The company posted net income for the third quarter ended March 31 of $1.6 million, up from $985,000 in the same quarter a year ago. Revenue also increased to $215 million from $212.3 million a year ago.

“In light of recent US trade policies and resulting tariff-driven market volatility, we adapted to changing market conditions to deliver solid quarterly and year-to-date results,” Coyle said. “As uncertainty around tariffs persists, we remain committed to actively managing tariff risks while leveraging our cross-border network of assets to deliver value for our partners.

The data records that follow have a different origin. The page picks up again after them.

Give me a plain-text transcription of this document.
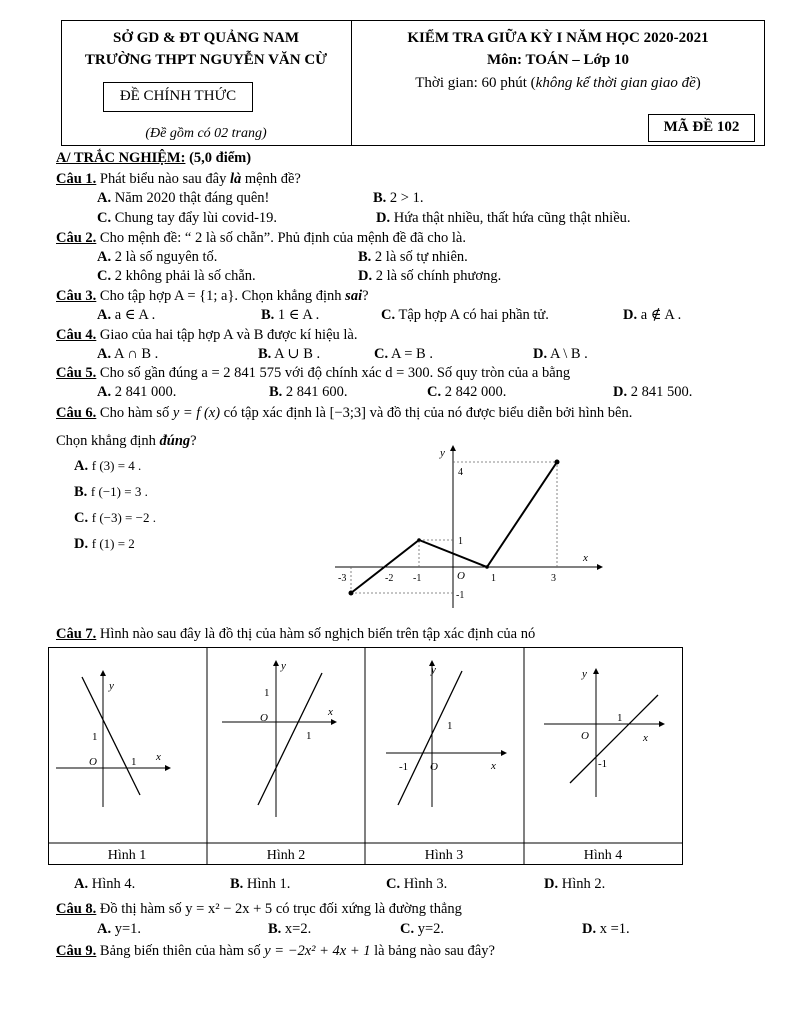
SỞ GD & ĐT QUẢNG NAM
TRƯỜNG THPT NGUYỄN VĂN CỪ
ĐỀ CHÍNH THỨC
(Đề gồm có 02 trang)
KIỂM TRA GIỮA KỲ I NĂM HỌC 2020-2021
Môn: TOÁN – Lớp 10
Thời gian: 60 phút (không kể thời gian giao đề)
MÃ ĐỀ 102
A/ TRẮC NGHIỆM: (5,0 điểm)
Câu 1. Phát biểu nào sau đây là mệnh đề?
A. Năm 2020 thật đáng quên!	B. 2 > 1.
C. Chung tay đẩy lùi covid-19.	D. Hứa thật nhiều, thất hứa cũng thật nhiều.
Câu 2. Cho mệnh đề: “ 2 là số chẵn”. Phủ định của mệnh đề đã cho là.
A. 2 là số nguyên tố.	B. 2 là số tự nhiên.
C. 2 không phải là số chẵn.	D. 2 là số chính phương.
Câu 3. Cho tập hợp A = {1; a}. Chọn khẳng định sai?
A. a ∈ A .	B. 1 ∈ A .	C. Tập hợp A có hai phần tử.	D. a ∉ A .
Câu 4. Giao của hai tập hợp A và B được kí hiệu là.
A. A ∩ B .	B. A ∪ B .	C. A = B .	D. A \ B .
Câu 5. Cho số gần đúng a = 2 841 575 với độ chính xác d = 300. Số quy tròn của a bằng
A. 2 841 000.	B. 2 841 600.	C. 2 842 000.	D. 2 841 500.
Câu 6. Cho hàm số y = f (x) có tập xác định là [−3;3] và đồ thị của nó được biểu diễn bởi hình bên.
Chọn khẳng định đúng?
A. f (3) = 4 .
B. f (−1) = 3 .
C. f (−3) = −2 .
D. f (1) = 2
y
x
O
-3	-2 -1	1	3
4
1
-1
Câu 7. Hình nào sau đây là đồ thị của hàm số nghịch biến trên tập xác định của nó
y
x
O
1
1
y
x
O
1
1
y
x
O
1
-1
y
x
O
1
-1
Hình 1	Hình 2	Hình 3	Hình 4
A. Hình 4.	B. Hình 1.	C. Hình 3.	D. Hình 2.
Câu 8. Đồ thị hàm số y = x² − 2x + 5 có trục đối xứng là đường thẳng
A. y=1.	B. x=2.	C. y=2.	D. x =1.
Câu 9. Bảng biến thiên của hàm số y = −2x² + 4x + 1 là bảng nào sau đây?
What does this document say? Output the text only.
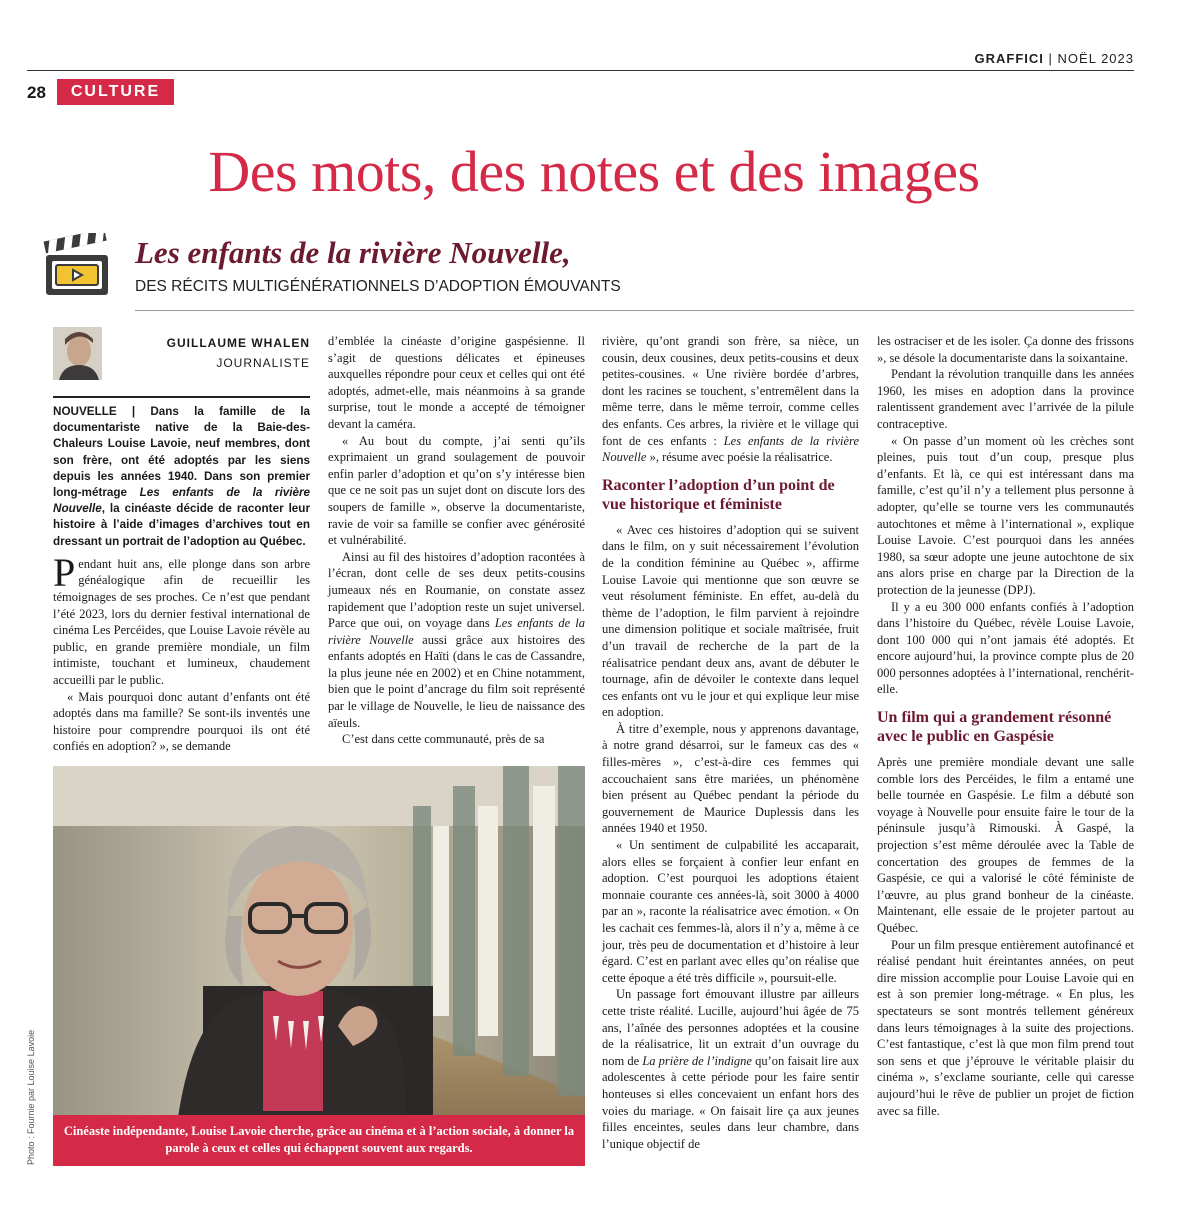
GRAFFICI | NOËL 2023
28	CULTURE
Des mots, des notes et des images
Les enfants de la rivière Nouvelle,
DES RÉCITS MULTIGÉNÉRATIONNELS D’ADOPTION ÉMOUVANTS
GUILLAUME WHALEN
JOURNALISTE

NOUVELLE | Dans la famille de la documentariste native de la Baie-des-Chaleurs Louise Lavoie, neuf membres, dont son frère, ont été adoptés par les siens depuis les années 1940. Dans son premier long-métrage Les enfants de la rivière Nouvelle, la cinéaste décide de raconter leur histoire à l’aide d’images d’archives tout en dressant un portrait de l’adoption au Québec.

Pendant huit ans, elle plonge dans son arbre généalogique afin de recueillir les témoignages de ses proches. Ce n’est que pendant l’été 2023, lors du dernier festival international de cinéma Les Percéides, que Louise Lavoie révèle au public, en grande première mondiale, un film intimiste, touchant et lumineux, chaudement accueilli par le public.

« Mais pourquoi donc autant d’enfants ont été adoptés dans ma famille? Se sont-ils inventés une histoire pour comprendre pourquoi ils ont été confiés en adoption? », se demande

d’emblée la cinéaste d’origine gaspésienne. Il s’agit de questions délicates et épineuses auxquelles répondre pour ceux et celles qui ont été adoptés, admet-elle, mais néanmoins à sa grande surprise, tout le monde a accepté de témoigner devant la caméra.

« Au bout du compte, j’ai senti qu’ils exprimaient un grand soulagement de pouvoir enfin parler d’adoption et qu’on s’y intéresse bien que ce ne soit pas un sujet dont on discute lors des soupers de famille », observe la documentariste, ravie de voir sa famille se confier avec générosité et vulnérabilité.

Ainsi au fil des histoires d’adoption racontées à l’écran, dont celle de ses deux petits-cousins jumeaux nés en Roumanie, on constate assez rapidement que l’adoption reste un sujet universel. Parce que oui, on voyage dans Les enfants de la rivière Nouvelle aussi grâce aux histoires des enfants adoptés en Haïti (dans le cas de Cassandre, la plus jeune née en 2002) et en Chine notamment, bien que le point d’ancrage du film soit représenté par le village de Nouvelle, le lieu de naissance des aïeuls.

C’est dans cette communauté, près de sa

rivière, qu’ont grandi son frère, sa nièce, un cousin, deux cousines, deux petits-cousins et deux petites-cousines. « Une rivière bordée d’arbres, dont les racines se touchent, s’entremêlent dans la même terre, dans le même terroir, comme celles des enfants. Ces arbres, la rivière et le village qui font de ces enfants : Les enfants de la rivière Nouvelle », résume avec poésie la réalisatrice.

Raconter l’adoption d’un point de vue historique et féministe

« Avec ces histoires d’adoption qui se suivent dans le film, on y suit nécessairement l’évolution de la condition féminine au Québec », affirme Louise Lavoie qui mentionne que son œuvre se veut résolument féministe. En effet, au-delà du thème de l’adoption, le film parvient à rejoindre une dimension politique et sociale maîtrisée, fruit d’un travail de recherche de la part de la réalisatrice pendant deux ans, avant de débuter le tournage, afin de dévoiler le contexte dans lequel ces enfants ont vu le jour et qui explique leur mise en adoption.

À titre d’exemple, nous y apprenons davantage, à notre grand désarroi, sur le fameux cas des « filles-mères », c’est-à-dire ces femmes qui accouchaient sans être mariées, un phénomène bien présent au Québec pendant la période du gouvernement de Maurice Duplessis dans les années 1940 et 1950.

« Un sentiment de culpabilité les accaparait, alors elles se forçaient à confier leur enfant en adoption. C’est pourquoi les adoptions étaient monnaie courante ces années-là, soit 3000 à 4000 par an », raconte la réalisatrice avec émotion. « On les cachait ces femmes-là, alors il n’y a, même à ce jour, très peu de documentation et d’histoire à leur égard. C’est en parlant avec elles qu’on réalise que cette époque a été très difficile », poursuit-elle.

Un passage fort émouvant illustre par ailleurs cette triste réalité. Lucille, aujourd’hui âgée de 75 ans, l’aînée des personnes adoptées et la cousine de la réalisatrice, lit un extrait d’un ouvrage du nom de La prière de l’indigne qu’on faisait lire aux adolescentes à cette période pour les faire sentir honteuses si elles concevaient un enfant hors des voies du mariage. « On faisait lire ça aux jeunes filles enceintes, seules dans leur chambre, dans l’unique objectif de

les ostraciser et de les isoler. Ça donne des frissons », se désole la documentariste dans la soixantaine.

Pendant la révolution tranquille dans les années 1960, les mises en adoption dans la province ralentissent grandement avec l’arrivée de la pilule contraceptive.

« On passe d’un moment où les crèches sont pleines, puis tout d’un coup, presque plus d’enfants. Et là, ce qui est intéressant dans ma famille, c’est qu’il n’y a tellement plus personne à adopter, qu’elle se tourne vers les communautés autochtones et même à l’international », explique Louise Lavoie. C’est pourquoi dans les années 1980, sa sœur adopte une jeune autochtone de six ans alors prise en charge par la Direction de la protection de la jeunesse (DPJ).

Il y a eu 300 000 enfants confiés à l’adoption dans l’histoire du Québec, révèle Louise Lavoie, dont 100 000 qui n’ont jamais été adoptés. Et encore aujourd’hui, la province compte plus de 20 000 personnes adoptées à l’international, renchérit-elle.

Un film qui a grandement résonné avec le public en Gaspésie

Après une première mondiale devant une salle comble lors des Percéides, le film a entamé une belle tournée en Gaspésie. Le film a débuté son voyage à Nouvelle pour ensuite faire le tour de la péninsule jusqu’à Rimouski. À Gaspé, la projection s’est même déroulée avec la Table de concertation des groupes de femmes de la Gaspésie, ce qui a valorisé le côté féministe de l’œuvre, au plus grand bonheur de la cinéaste. Maintenant, elle essaie de le projeter partout au Québec.

Pour un film presque entièrement autofinancé et réalisé pendant huit éreintantes années, on peut dire mission accomplie pour Louise Lavoie qui en est à son premier long-métrage. « En plus, les spectateurs se sont montrés tellement généreux dans leurs témoignages à la suite des projections. C’est fantastique, c’est là que mon film prend tout son sens et que j’éprouve le véritable plaisir du cinéma », s’exclame souriante, celle qui caresse aujourd’hui le rêve de publier un projet de fiction avec sa fille.

Cinéaste indépendante, Louise Lavoie cherche, grâce au cinéma et à l’action sociale, à donner la parole à ceux et celles qui échappent souvent aux regards.
Photo : Fournie par Louise Lavoie
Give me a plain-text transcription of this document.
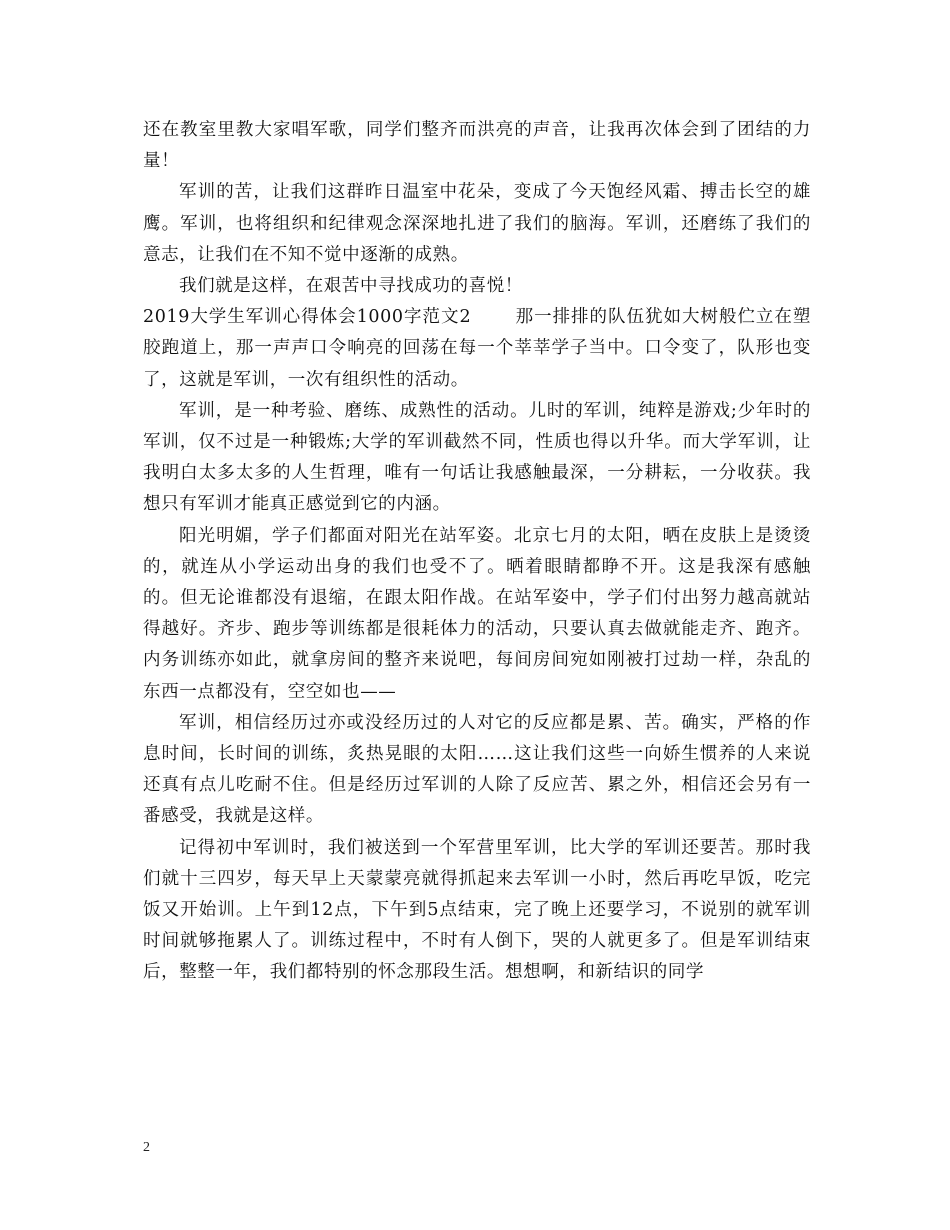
还在教室里教大家唱军歌，同学们整齐而洪亮的声音，让我再次体会到了团结的力量！

军训的苦，让我们这群昨日温室中花朵，变成了今天饱经风霜、搏击长空的雄鹰。军训，也将组织和纪律观念深深地扎进了我们的脑海。军训，还磨练了我们的意志，让我们在不知不觉中逐渐的成熟。

我们就是这样，在艰苦中寻找成功的喜悦！

2019大学生军训心得体会1000字范文2	那一排排的队伍犹如大树般伫立在塑胶跑道上，那一声声口令响亮的回荡在每一个莘莘学子当中。口令变了，队形也变了，这就是军训，一次有组织性的活动。

军训，是一种考验、磨练、成熟性的活动。儿时的军训，纯粹是游戏;少年时的军训，仅不过是一种锻炼;大学的军训截然不同，性质也得以升华。而大学军训，让我明白太多太多的人生哲理，唯有一句话让我感触最深，一分耕耘，一分收获。我想只有军训才能真正感觉到它的内涵。

阳光明媚，学子们都面对阳光在站军姿。北京七月的太阳，晒在皮肤上是烫烫的，就连从小学运动出身的我们也受不了。晒着眼睛都睁不开。这是我深有感触的。但无论谁都没有退缩，在跟太阳作战。在站军姿中，学子们付出努力越高就站得越好。齐步、跑步等训练都是很耗体力的活动，只要认真去做就能走齐、跑齐。内务训练亦如此，就拿房间的整齐来说吧，每间房间宛如刚被打过劫一样，杂乱的东西一点都没有，空空如也——

军训，相信经历过亦或没经历过的人对它的反应都是累、苦。确实，严格的作息时间，长时间的训练，炙热晃眼的太阳……这让我们这些一向娇生惯养的人来说还真有点儿吃耐不住。但是经历过军训的人除了反应苦、累之外，相信还会另有一番感受，我就是这样。

记得初中军训时，我们被送到一个军营里军训，比大学的军训还要苦。那时我们就十三四岁，每天早上天蒙蒙亮就得抓起来去军训一小时，然后再吃早饭，吃完饭又开始训。上午到12点，下午到5点结束，完了晚上还要学习，不说别的就军训时间就够拖累人了。训练过程中，不时有人倒下，哭的人就更多了。但是军训结束后，整整一年，我们都特别的怀念那段生活。想想啊，和新结识的同学

2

Our joint ventures, along with our Supply Chain Services and Seed Retail segments, have also continued to perform well this quarter.”

Looking ahead, Coyle said the landscape remains challenging with tariffs causing significant volatility in commodity markets.

“Uncertainties in US-China trade relations and rising geopolitical tensions will continue to impact global agricultural supply chains,” he said. “To navigate the shifting landscape and potential disruptions in trade flows, we are proactively positioning Ceres to mitigate these risks while remaining vigilant of evolving trade policies.”

He said the company will closely monitor weather conditions as Canada and the United States enter their planting seasons to capitalize on market opportunities as they arise.

“By maintaining a strong focus on executing our core strategy of effectively trading our core products and maximizing the potential of our assets, we are well-prepared to navigate the complexities of the current market environment and deliver value to our shareholders,” Coyle said.

Ceres Global operates 10 locations across Saskatchewan, Manitoba, and Minnesota, with an aggregate grain and oilseed storage capacity of approximately 29 million bushels. The corporation also has membership interests in three agricultural joint ventures that have an aggregate grain and oilseed storage capacity of approximately 16 million bushels.